Reel music is notated in simple metre, most commonly either in 2/2 or 4/4. For example, the same reel Rakish Paddy is notated in a 2/2 time signature in O'Neill's Music of Ireland, New & Revisited, but in 4/4 time in English, Welsh, Scottish & Irish Fiddle Tunes, with no change to the note lengths.

All reels consist largely of quaver (eighth note) movement with an accent on the first and third beats of the bar. A reel is distinguished from a hornpipe in two ways. Firstly it is played with even beats, without swing or dotted rhythm. Secondly it is played twice as fast, implied by the 2/2 time signature. Like most dance music originating in the British Isles, reels are usually composed in binary form, meaning they have two parts (A and B); in most reels each part is repeated (AABB), but in others it is not (ABAB). Each part (A and B) typically has eight bars, which in turn are divisible into four-bar and two-bar phrases. (An exception is the "auld reel" of Shetland which tends to irregular structure and may have been influenced by the Norwegian halling.) A reel usually has 32 bars (with structure AABB), but there are other common structures such as 40 bar reels (often played for the introduction of the Eightsome Reel) and 64 bar reels (with structure AABBCCDD).
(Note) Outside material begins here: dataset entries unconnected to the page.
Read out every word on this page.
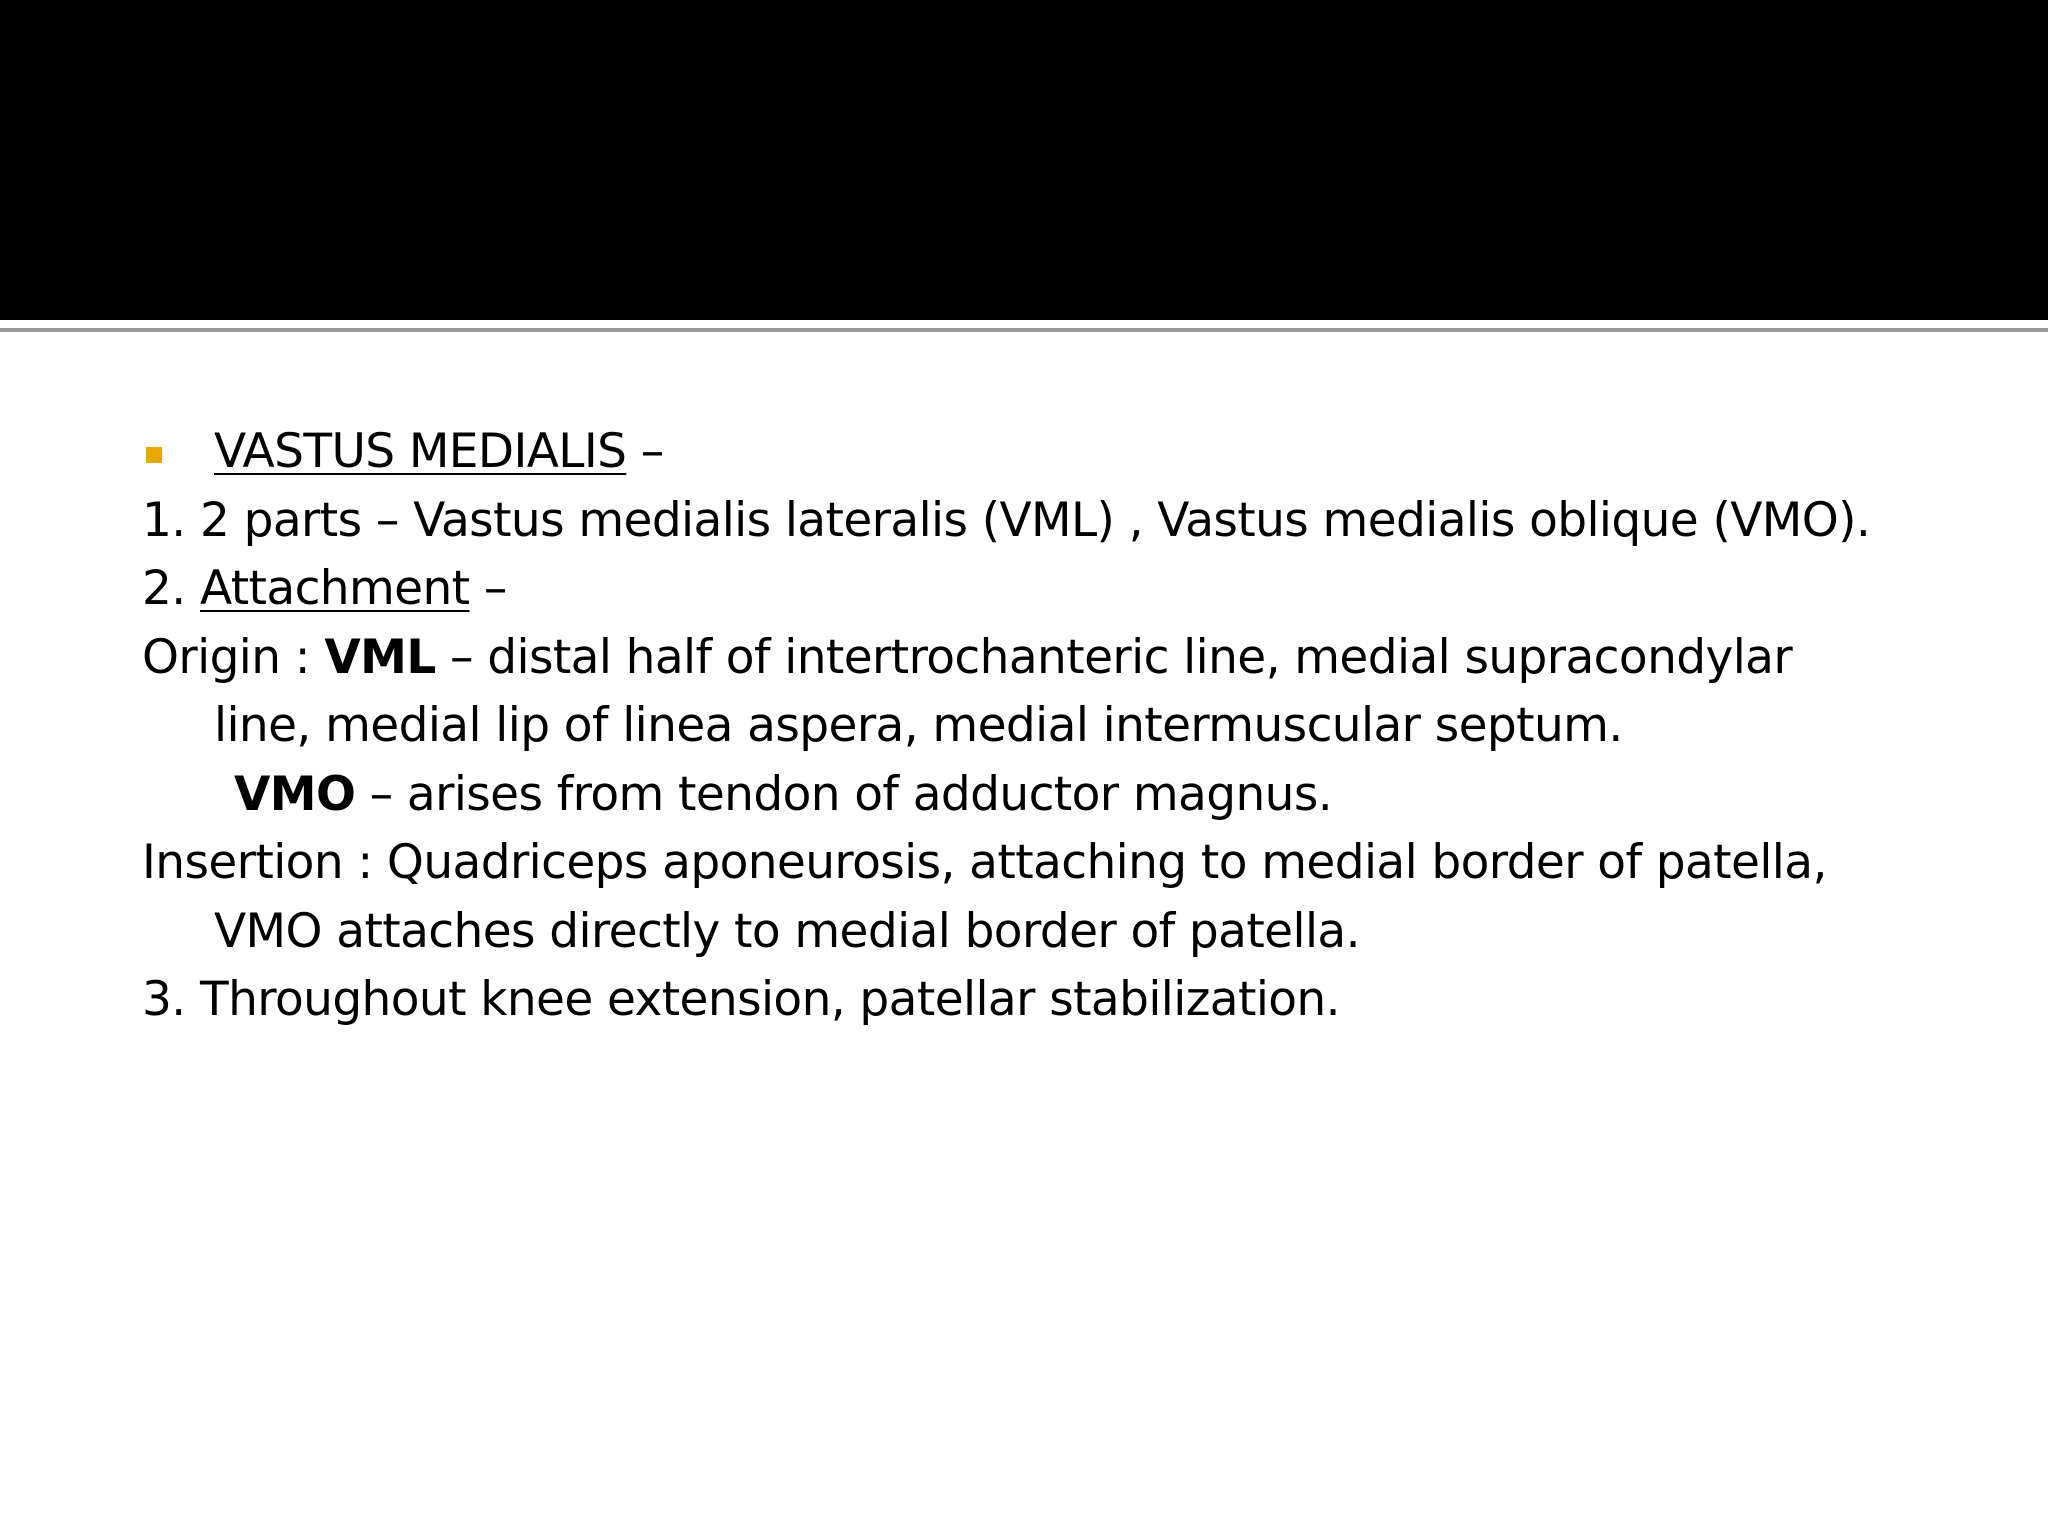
VASTUS MEDIALIS –

1. 2 parts – Vastus medialis lateralis (VML) , Vastus medialis oblique (VMO).

2. Attachment –

Origin : VML – distal half of intertrochanteric line, medial supracondylar

line, medial lip of linea aspera, medial intermuscular septum.

VMO – arises from tendon of adductor magnus.

Insertion : Quadriceps aponeurosis, attaching to medial border of patella,

VMO attaches directly to medial border of patella.

3. Throughout knee extension, patellar stabilization.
Reels are popular in the folk music of South West England. They crossed the Atlantic ocean with Irish and British immigration and thus entered the musical tradition of Atlantic and French-speaking Canada including that of Quebecers and Acadians. Reels are featured in many pieces by Quebec singers and bands, such as La Bolduc, La Bottine Souriante and even the more modern néo-trad group Les Cowboys Fringants.